第49話 突然の来局者①

 アリサさんが噂の薬局まで足を運んでくれたのは翌日の昼前。エドはバートさんのところへポーションを届けに行っているから店には私だけ。店番をしながら二人の帰りを待つ私は窓の外を見つめます。

 「アリサさん、大丈夫だよね」

 途中で盗賊に襲われたりしてないよね。向こうの薬師に正体がバレれて捕まってたりしないよね。

 推理小説の一片のようなことを想像してしまう私は気分を変えようと大きく息を吸う。大丈夫。アリサさんはウチに来る前は旅をしていたんだ。エドに守って貰うばかりの私なんかより心得はあるはず。

 「それより、いまはこっちを優先しないとね」

 水を張った鍋に大きめの煮出し袋を入れ、薬草からエキスを抽出して作るのは麻酔薬。ある意味タイミングが悪いと言えるけど、ハンスさんから注文が入ったので仕方ありません。

 (――時間は掛かるけどこっちの方が良いんだよね)

 鍋を火にかけグツグツと煮出す方法がエキス剤の調薬法としては主流だし、私も急ぐときは煮出して作るけど時間を掛け、ゆっくりと水出しする方が良いと教えてくれたのは師匠。時間が掛かっても質の良い薬を作るのが薬師の仕事。その教えを守って作る麻酔薬にはもちろん弱毒化した“アヤカシキャロット”も入っています。

 「正しく使えば薬になるのに、なんか悲しいよね」

 私たちが作る薬は誰かを助ける為にある。けれども使い方を誤れば身を滅ぼしてしまう。だから調薬が許されているのは薬師だけなのだと。私はこの言葉を事あるごとに師匠から聞かされ育ちました。その教えを胸に薬師になった私はどんな理由があろうと人を不幸にする薬は作れません。作っちゃいけないんです。

 (ほとんどの薬師は私と同じ気持ちなんだよね)

 薬師の知識を悪用しようなんて愚か者はほとんどいません。それでも中には道を外れてしまう薬師が現れ、その大半が生活苦から裏取引を始めてしまうそうです。それに生活苦と言う意味では私も大差ありません。エドたちには内緒だけど、どちらかと言えばその日のごはんを食べるのが精いっぱいの日々が続いてます。これは二人のお給金を優先する限り変わらないと思います。それでも私は誰かを不幸にすることは出来ない。だって私は――


 ――薬師はいないか


 「――患者さん?」

 待合室の方から聞こえる声に首を傾げる私。確か表の札は『休診』にしていたはずだけどな。

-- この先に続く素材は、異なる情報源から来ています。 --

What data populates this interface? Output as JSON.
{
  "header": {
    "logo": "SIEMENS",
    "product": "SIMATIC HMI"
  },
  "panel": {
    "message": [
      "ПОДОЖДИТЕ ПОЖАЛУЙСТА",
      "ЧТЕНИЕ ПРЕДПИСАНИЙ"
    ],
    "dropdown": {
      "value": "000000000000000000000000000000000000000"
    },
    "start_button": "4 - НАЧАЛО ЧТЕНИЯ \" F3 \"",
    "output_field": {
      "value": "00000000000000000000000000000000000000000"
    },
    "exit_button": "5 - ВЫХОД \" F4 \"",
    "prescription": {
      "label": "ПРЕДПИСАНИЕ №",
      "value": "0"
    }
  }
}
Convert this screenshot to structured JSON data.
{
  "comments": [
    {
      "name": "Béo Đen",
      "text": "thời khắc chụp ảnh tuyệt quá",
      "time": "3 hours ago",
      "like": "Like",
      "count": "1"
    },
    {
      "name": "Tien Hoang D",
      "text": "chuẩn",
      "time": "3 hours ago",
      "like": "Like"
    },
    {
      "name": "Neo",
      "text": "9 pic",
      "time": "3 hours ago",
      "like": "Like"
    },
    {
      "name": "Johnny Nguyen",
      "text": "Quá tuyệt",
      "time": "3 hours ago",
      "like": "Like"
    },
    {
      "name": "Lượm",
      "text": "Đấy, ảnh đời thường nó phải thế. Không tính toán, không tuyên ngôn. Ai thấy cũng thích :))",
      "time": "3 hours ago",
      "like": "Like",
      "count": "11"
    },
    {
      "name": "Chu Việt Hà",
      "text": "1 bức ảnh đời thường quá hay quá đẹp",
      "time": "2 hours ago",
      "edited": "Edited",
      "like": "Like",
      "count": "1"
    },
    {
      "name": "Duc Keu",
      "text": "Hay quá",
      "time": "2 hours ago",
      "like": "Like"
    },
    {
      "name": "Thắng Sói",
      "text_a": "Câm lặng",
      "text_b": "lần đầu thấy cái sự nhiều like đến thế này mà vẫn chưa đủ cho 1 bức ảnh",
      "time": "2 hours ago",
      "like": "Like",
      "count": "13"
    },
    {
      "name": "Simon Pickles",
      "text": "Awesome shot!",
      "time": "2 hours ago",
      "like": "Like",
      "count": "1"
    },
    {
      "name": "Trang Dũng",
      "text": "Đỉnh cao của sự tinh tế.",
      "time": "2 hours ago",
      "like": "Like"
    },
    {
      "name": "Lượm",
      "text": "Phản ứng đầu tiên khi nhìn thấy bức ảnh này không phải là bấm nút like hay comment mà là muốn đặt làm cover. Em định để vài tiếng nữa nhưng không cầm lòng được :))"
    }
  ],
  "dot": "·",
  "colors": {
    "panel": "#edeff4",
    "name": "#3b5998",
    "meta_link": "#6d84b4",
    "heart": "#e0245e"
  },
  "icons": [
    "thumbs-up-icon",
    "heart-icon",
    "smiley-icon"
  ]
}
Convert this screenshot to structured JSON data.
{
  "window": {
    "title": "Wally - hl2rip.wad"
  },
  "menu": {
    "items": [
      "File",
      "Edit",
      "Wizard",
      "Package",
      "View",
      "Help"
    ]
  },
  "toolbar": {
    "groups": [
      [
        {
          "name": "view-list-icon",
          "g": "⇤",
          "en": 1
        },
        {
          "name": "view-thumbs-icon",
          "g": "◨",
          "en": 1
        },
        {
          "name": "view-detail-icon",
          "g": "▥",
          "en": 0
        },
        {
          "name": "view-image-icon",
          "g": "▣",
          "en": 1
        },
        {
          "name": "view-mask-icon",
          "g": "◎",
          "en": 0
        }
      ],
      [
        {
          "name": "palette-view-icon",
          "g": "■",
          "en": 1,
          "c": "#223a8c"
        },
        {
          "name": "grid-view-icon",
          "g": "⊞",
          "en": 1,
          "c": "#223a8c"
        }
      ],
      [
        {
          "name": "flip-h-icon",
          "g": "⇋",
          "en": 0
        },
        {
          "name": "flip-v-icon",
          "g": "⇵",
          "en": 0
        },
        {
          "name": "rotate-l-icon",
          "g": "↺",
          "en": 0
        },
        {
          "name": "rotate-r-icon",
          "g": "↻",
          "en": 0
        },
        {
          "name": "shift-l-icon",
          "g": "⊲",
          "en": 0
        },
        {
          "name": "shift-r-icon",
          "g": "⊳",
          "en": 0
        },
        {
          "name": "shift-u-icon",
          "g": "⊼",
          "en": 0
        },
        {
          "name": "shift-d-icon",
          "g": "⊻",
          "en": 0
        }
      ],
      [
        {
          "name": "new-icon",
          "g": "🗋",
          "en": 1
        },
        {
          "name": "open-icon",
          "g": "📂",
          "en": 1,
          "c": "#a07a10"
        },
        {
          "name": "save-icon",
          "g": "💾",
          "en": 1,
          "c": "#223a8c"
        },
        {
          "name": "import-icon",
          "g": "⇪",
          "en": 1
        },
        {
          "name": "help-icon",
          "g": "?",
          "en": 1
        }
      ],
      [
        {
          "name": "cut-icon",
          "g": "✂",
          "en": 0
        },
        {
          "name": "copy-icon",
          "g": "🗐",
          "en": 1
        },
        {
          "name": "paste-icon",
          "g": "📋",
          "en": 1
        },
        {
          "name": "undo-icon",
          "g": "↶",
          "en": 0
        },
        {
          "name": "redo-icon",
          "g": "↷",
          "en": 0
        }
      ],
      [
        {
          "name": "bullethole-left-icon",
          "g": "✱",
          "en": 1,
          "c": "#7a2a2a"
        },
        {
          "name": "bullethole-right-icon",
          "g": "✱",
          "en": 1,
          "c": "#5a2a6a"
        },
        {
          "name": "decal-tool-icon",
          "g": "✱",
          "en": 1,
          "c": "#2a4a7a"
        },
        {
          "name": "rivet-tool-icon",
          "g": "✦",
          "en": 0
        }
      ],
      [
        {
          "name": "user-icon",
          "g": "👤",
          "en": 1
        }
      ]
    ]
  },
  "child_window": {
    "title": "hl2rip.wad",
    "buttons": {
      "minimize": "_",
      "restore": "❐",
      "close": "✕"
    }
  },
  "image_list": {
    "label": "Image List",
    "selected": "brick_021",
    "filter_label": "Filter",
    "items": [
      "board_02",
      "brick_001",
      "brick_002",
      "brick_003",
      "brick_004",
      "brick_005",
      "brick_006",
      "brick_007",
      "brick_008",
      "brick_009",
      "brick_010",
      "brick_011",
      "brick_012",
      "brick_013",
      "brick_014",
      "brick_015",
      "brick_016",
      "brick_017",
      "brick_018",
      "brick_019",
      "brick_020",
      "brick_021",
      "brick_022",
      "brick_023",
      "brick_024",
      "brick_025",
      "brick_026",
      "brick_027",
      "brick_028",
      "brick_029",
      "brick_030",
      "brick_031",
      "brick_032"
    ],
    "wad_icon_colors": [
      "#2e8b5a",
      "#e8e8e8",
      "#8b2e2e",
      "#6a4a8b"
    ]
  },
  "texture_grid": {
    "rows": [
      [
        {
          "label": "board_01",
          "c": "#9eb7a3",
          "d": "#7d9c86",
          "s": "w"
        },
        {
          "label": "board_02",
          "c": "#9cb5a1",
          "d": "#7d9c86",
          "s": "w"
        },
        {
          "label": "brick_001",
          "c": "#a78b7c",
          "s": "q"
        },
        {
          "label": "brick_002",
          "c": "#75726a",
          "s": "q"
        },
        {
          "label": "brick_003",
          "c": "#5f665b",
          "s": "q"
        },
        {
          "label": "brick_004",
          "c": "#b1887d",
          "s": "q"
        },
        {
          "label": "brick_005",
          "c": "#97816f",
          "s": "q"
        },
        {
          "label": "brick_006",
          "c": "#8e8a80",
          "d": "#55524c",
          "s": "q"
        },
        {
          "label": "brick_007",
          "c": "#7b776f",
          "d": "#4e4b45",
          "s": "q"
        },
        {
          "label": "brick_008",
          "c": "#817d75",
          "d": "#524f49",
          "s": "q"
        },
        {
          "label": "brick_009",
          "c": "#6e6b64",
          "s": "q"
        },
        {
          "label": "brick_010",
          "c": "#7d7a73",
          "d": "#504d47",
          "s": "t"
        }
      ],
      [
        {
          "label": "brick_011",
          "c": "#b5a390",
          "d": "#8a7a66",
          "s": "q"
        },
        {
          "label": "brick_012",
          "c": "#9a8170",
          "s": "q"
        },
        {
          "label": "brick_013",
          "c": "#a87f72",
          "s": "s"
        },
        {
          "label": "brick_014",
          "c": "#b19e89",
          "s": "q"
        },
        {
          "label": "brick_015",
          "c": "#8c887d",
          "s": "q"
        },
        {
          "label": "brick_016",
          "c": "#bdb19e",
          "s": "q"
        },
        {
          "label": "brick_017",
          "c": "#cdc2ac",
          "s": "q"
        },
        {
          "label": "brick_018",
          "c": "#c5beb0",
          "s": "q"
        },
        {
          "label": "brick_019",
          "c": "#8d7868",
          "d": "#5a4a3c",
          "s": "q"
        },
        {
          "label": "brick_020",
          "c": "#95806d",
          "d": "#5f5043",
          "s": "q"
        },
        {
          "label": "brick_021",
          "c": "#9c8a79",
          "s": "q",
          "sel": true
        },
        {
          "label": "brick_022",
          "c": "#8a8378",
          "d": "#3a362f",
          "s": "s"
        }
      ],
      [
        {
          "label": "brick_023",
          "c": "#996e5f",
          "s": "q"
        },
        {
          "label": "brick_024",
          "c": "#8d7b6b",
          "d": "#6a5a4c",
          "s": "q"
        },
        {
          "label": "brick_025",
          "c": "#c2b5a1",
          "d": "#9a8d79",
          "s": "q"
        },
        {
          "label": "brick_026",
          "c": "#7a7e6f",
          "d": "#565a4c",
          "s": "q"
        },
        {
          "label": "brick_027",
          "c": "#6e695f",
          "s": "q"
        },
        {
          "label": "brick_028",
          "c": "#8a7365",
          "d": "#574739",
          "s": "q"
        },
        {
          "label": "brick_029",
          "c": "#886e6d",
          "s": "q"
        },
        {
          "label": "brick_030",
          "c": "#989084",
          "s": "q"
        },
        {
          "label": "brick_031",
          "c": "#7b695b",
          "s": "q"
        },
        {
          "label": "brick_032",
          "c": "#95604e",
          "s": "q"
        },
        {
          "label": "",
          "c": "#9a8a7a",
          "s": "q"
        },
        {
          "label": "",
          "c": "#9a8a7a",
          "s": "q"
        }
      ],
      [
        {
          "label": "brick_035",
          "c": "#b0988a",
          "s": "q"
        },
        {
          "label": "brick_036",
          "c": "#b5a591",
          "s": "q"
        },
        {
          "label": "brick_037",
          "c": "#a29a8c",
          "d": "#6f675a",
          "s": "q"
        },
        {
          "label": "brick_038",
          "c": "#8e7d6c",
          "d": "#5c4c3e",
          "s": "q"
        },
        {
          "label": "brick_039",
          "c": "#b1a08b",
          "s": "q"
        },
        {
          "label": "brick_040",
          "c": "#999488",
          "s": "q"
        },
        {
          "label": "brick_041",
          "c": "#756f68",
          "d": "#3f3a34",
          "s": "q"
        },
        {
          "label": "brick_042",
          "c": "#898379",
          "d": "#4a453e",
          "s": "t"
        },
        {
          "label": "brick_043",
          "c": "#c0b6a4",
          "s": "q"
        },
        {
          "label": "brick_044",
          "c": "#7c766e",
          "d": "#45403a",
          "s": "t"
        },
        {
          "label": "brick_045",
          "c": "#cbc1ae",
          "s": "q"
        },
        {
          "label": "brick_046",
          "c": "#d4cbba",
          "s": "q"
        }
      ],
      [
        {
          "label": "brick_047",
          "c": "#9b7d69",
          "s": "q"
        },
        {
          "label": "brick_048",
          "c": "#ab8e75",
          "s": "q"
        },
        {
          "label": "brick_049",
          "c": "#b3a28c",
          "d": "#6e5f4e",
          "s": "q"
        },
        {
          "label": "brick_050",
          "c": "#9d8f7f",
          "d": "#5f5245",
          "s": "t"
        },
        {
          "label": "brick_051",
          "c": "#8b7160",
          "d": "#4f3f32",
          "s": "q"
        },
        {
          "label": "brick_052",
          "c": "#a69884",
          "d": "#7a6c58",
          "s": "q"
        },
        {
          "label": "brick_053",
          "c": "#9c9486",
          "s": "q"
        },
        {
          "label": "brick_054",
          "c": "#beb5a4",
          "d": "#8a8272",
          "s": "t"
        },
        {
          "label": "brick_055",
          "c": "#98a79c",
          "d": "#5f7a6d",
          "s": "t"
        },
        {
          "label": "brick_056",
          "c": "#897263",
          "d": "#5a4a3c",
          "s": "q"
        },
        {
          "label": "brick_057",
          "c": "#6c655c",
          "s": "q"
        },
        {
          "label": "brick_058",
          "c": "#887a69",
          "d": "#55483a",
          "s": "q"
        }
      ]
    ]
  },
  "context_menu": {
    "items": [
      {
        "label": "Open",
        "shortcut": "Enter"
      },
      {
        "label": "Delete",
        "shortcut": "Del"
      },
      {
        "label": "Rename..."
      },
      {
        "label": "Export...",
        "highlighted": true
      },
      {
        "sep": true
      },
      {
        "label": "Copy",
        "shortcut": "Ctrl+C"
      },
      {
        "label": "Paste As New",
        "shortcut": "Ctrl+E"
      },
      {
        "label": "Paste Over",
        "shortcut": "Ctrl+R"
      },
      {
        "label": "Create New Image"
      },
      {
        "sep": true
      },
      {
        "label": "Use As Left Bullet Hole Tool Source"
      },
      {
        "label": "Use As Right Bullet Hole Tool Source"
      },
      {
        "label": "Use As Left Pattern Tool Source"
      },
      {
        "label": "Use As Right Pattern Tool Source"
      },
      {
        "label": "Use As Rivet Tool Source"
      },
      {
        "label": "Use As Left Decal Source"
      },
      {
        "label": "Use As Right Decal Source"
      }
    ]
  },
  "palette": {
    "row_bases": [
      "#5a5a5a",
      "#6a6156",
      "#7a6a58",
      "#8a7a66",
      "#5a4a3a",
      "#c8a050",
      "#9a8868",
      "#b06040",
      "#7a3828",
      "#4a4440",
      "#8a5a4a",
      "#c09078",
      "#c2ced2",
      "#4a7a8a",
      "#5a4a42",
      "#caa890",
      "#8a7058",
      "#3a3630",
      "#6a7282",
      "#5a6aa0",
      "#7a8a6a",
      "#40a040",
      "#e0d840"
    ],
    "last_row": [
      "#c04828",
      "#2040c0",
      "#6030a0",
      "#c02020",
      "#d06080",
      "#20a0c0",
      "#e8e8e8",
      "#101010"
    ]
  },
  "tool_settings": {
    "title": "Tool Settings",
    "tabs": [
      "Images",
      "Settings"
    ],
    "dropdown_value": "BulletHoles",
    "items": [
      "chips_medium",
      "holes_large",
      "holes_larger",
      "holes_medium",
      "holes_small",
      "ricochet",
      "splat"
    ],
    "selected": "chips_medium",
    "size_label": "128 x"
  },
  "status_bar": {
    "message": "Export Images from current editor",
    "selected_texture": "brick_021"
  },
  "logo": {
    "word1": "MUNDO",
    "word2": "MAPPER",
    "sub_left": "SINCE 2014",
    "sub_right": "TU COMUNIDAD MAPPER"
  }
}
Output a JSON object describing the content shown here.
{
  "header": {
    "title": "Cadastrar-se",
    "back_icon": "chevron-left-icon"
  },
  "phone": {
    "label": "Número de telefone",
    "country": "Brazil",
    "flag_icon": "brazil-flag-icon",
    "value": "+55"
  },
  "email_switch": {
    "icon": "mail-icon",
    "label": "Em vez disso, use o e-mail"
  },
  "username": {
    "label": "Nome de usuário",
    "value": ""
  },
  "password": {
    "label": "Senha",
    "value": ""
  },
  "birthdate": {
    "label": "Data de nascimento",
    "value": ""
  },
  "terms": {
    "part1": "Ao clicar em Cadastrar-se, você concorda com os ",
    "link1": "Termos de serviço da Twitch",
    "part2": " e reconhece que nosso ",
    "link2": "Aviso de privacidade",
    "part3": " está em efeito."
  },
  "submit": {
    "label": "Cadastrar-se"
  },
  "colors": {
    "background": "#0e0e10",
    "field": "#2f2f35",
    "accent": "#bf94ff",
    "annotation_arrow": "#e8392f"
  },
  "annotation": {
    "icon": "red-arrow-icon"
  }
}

 「困ったな。調薬中だから出来ればここから離れたくないんだよな」

 普段なら調薬途中でも対応するけど、いま作ってるのは『麻酔薬』だから完成までここを離れたくないんだよね。考え過ぎなのは分かってるけど、目を離した隙にに盗まれないって保証はないからね。


 ――薬師はいないのか


 「……ん? この声聞いたことないかも」

 最初は村の人かと思ったけど声色からしてどうやら違うみたい。というか1年もいれば100人ちょっとの村人の声程度なら聞き分けることが出来るようになるし、そもそも村の人たちが私のことを“薬師”などとは呼びません。

 「旅人さんかな?」

 声のトーンから緊急性は感じないし、村の人なら後から対応しても良いけど旅人が相手ならそうはいかないよね。仕方ない。ちょっと相手するかな。

 緊急性がなければ時間を改めてもらおう。そう考えた私は作業を中断して一旦、来客の対応をするために待合室に入りました。

 「お待たせしました。薬師のソフィアです。どうかなさい……っ⁉」

調薬室から待合室に入った私は来客者の姿を見るや否や、その異様さに思わず後ずさりしてしまいました。